L’article 14 du même règlement fait spécifiquement référence aux cas de « racisme et comportement discriminatoire ». « Toute personne soumise au présent règlement (…) qui porte atteinte à la dignité d’une personne ou d’un groupe de personnes, pour quelque cause que ce soit, notamment leur couleur de peau, leur race, leur religion, leur origine ethnique, leur sexe ou leur orientation sexuelle, est passible d’une suspension d’au moins dix matches ou d’une suspension à durée déterminée, ou de toute autre sanction appropriée », peut être lu. Mais il reste à l’UEFA de déterminer si le geste de Merih Demiral est, par nature, discriminatoire.

Les précédents ne sont pas légion. En 2013, l’UEFA avait appliqué cette règle en suspendant le Croate Josip Simunic pour dix matches. Ce dernier avait effectué des saluts du mouvement fasciste « Oustachi » avec des supporters. Pour un geste politique, un mime de l’aigle à deux têtes du drapeau albanais lors d’un match contre la Serbie lors du Mondial 2018, les deux joueurs suisses Xherdan Shaqiri et Granit Xhaka n’ont écopé que de sanctions financières. Le geste, en soutien au Kosovo, pays d’origine des deux joueurs, a été perçu en Serbie comme une provocation et un symbole nationaliste, alors que la Serbie n’a jamais reconnu l’indépendance du Kosovo.

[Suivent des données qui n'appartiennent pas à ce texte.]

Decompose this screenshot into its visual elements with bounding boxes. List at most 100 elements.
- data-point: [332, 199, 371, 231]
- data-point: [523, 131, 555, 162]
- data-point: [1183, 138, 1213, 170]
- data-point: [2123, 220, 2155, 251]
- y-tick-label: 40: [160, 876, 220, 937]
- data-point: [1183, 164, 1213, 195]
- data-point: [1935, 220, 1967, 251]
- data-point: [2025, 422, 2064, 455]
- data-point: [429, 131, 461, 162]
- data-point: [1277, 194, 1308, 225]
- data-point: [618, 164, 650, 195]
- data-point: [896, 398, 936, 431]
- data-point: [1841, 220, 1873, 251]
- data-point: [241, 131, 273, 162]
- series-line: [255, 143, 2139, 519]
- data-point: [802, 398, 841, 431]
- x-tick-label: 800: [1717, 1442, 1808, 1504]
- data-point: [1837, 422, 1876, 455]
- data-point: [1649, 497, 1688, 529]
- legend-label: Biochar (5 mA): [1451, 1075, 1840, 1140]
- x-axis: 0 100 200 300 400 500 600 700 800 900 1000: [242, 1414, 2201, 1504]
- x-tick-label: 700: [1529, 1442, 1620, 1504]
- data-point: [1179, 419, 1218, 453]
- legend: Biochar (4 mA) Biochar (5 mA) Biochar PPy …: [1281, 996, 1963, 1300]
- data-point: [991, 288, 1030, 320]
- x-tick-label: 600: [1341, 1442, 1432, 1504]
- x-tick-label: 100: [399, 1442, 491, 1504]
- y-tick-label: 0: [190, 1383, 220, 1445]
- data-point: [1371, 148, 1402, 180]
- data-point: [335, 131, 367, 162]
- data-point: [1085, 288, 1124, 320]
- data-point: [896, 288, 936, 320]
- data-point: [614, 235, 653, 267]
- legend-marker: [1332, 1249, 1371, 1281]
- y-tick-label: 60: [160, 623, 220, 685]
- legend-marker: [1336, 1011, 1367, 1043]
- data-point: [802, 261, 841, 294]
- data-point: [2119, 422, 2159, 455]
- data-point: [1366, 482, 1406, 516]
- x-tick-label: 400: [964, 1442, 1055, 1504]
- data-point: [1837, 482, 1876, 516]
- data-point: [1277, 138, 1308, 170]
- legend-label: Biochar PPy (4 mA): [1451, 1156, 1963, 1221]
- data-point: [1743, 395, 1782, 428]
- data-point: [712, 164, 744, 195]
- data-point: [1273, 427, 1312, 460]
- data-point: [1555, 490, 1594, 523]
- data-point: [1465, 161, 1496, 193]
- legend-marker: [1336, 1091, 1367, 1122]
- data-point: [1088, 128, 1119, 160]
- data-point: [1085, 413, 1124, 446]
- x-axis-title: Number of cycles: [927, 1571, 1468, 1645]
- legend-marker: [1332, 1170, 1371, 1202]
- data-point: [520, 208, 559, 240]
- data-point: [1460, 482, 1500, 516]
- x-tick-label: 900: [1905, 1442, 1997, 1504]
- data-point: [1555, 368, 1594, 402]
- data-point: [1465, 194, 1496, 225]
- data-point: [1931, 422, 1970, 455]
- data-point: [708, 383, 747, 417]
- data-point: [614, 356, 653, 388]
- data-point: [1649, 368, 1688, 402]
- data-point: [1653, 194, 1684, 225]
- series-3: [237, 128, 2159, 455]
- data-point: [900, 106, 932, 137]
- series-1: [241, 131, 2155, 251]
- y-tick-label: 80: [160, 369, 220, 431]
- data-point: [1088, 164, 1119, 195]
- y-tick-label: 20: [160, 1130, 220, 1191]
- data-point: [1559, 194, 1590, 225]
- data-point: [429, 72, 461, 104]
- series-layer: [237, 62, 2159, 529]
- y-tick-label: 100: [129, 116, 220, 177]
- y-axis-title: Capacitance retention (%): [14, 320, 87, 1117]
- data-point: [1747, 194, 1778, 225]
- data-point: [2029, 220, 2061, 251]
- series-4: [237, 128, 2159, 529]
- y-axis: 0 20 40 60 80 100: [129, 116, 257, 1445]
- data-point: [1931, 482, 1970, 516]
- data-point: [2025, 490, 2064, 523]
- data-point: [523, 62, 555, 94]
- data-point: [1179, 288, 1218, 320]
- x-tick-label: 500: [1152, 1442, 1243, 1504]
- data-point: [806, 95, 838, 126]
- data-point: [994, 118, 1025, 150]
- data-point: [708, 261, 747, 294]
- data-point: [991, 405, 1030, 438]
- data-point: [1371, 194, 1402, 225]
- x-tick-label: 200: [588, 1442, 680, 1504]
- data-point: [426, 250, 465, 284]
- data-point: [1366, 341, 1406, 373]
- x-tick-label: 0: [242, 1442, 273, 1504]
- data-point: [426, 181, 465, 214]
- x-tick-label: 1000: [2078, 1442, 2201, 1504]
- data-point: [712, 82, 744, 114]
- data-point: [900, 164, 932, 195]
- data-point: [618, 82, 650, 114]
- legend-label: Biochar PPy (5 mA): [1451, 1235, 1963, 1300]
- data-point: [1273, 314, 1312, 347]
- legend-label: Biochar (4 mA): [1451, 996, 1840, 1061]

L’UEFA interdit néanmoins la « transmission par geste, parole, objet ou par tout autre moyen de tout message provocateur impropre à une manifestation sportive, notamment tout message provocateur à caractère politique, idéologique, religieux ou injurieux » à l’article 16 de son règlement disciplinaire. Mais cela ne concerne que « cas de conduite inappropriée de supporters » et non des joueurs. Et si « utiliser un événement sportif pour un événement sans rapport avec le sport » est contraire à la « principes généraux de conduite » dictée par le règlement disciplinaire de l’UEFA, la sanction « en passant
disciplinaire » La disposition visée à l’article 11 prévoit un large éventail de sanctions, allant de la suspension au simple blâme.

Lors d’un match entre la Turquie et l’équipe de France en 2019, les joueurs turcs avaient effectué un salut militaire en guise de célébration, dans le contexte d’une intervention armée en Syrie. L’UEFA avait infligé une amende de 50 000 euros à la fédération turque pour le comportement de ses supporters, avait adressé des blâmes aux joueurs ayant effectué le salut, mais n’avait prononcé aucune sanction sportive.

Le président de l’UEFA, Aleksander Ceferin, a déclaré en 2021 dans le quotidien allemand Le monde que son institution ne voulait pas être « utilisé dans des actions populistes »tandis que le stade de Munich avait été illuminé aux couleurs du drapeau arc-en-ciel, en soutien à la communauté LGBTI, en marge d’un match entre l’Allemagne et la Hongrie. Le parlement hongrois avait adopté quelques jours plus tôt une loi interdisant « la promotion de l’homosexualité » parmi les mineurs.« En raison de la popularité du football, les gens tentent trop souvent d’abuser des associations sportives à leurs propres fins », a ajouté Aleksander Ceferin.

En attendant les conclusions de l’enquête de l’UEFA, le geste de Merih Demiral n’est déjà pas sans conséquences politiques. L’ambassadeur de Turquie a été convoqué à Berlin jeudi matin, a annoncé à l’AFP un porte-parole du ministère allemand des Affaires étrangères, alors que la veille, l’ambassadeur allemand avait été convoqué par Ankara. La ministre allemande de l’Intérieur Nancy Faeser avait estimé que « « Le symbole de l’extrême droite turque n’a pas sa place dans nos stades ».

Sur fond de ces tensions diplomatiques, le président turc Recep Tayyip Erdogan assistera samedi à Berlin au match de quart de finale de l’équipe turque contre les Pays-Bas, a annoncé la présidence turque à l’AFP.